2009/06/08

Barroco Tropical

Resisti-lhe durante uma semana. Rondei as livrarias do costume de olhos baixos. Agarrei-me à letra encarnada, escrita pelo Nathaniel, traduzida pelo Fernando, escolhida pelo António, sempre elogiado por todos, citado pelo cânone. Sei que o desenlace há-de ser trágico, Hester não pode ser feliz, o amante é um canalha, um fraco, os homens são assim, merdosos, aquela menina há-de ser a sua desgraça. Ontem, porém, sucumbi-lhe. Abri a contracapa displicentemente e topei logo com aqueles olhos escuros vasculhando vá-se lá saber o quê.
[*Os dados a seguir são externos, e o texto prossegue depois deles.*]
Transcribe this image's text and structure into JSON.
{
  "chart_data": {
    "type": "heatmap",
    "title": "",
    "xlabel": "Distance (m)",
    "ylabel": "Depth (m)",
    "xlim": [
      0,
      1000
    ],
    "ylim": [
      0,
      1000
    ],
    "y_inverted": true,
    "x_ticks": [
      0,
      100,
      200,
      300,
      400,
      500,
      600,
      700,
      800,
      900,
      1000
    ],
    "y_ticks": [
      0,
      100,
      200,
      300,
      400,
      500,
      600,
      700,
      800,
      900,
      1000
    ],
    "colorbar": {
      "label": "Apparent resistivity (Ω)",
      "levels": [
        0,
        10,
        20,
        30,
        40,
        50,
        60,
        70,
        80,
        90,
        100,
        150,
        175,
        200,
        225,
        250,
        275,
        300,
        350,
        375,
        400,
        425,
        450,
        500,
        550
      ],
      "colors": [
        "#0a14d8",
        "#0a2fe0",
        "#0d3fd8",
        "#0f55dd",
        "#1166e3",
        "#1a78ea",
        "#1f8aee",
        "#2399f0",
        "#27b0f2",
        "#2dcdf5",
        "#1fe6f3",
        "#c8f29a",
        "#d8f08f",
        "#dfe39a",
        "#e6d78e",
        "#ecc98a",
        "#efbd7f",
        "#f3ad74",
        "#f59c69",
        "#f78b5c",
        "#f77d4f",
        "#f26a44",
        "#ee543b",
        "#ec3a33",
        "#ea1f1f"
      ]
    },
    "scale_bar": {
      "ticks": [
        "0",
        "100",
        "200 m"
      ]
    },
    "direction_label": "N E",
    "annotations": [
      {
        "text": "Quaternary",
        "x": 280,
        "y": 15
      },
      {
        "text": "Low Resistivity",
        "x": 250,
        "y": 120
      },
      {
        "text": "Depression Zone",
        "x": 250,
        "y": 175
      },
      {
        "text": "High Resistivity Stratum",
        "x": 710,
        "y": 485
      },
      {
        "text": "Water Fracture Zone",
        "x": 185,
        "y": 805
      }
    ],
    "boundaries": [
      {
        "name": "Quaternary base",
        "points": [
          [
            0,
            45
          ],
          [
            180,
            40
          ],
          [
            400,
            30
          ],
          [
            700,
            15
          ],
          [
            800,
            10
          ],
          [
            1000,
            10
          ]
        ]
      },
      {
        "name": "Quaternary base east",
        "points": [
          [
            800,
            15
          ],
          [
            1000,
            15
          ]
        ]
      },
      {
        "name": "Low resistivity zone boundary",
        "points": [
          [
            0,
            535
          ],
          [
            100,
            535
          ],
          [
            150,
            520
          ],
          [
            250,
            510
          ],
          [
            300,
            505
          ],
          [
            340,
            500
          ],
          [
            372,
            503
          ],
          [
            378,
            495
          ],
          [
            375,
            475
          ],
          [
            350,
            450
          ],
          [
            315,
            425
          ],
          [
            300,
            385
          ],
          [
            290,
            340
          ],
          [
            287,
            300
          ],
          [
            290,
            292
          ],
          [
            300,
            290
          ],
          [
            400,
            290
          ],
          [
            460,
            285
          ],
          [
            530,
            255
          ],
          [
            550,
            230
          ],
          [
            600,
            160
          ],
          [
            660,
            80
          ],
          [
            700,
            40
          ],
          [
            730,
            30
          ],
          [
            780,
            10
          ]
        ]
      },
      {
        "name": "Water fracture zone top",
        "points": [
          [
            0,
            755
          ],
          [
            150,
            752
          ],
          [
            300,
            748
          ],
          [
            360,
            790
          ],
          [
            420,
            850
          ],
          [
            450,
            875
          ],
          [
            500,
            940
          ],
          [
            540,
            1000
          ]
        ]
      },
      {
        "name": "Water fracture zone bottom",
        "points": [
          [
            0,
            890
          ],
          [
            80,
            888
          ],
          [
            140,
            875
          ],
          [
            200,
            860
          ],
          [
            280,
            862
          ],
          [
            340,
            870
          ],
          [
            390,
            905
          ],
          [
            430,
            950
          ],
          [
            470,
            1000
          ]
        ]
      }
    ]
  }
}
Trouxe-o comigo. Quem resiste a quem nos olha assim? À noitinha, enfiada na cama, a letra encarnada esquecida dentro da mala, a minha filha apanhou-me a dar um beijinho na contracapa do livro. Ela está habituada a ver-me beijar livros e discos. Até a televisão eu beijo nas raras ocasiões em que o Fausto aparece a cantar. Mesmo assim quis a minha filha ver o objecto do meu entusiasmo. Expliquei-lhe que era angolano, escritor e, sobretudo, giro. Para justificar o meu entusiasmo, disse-lhe que o achava parecido com o Vasquinho, o menino cor de café com leite e caracóis despenteados, que ela ama desde os quatro anos. Não se convenceu. “O Vasco é de primeira qualidade, mãe, este…”, e apontou para a fotografia, “…é para aí de terceira”. Espantei-a do meu quarto. Ímpia. Não aprecio a assertividade da minha filha. Gostos não se discutem.

(Textozinho imbecil onde se demonstra o acerto das palavras alheias.)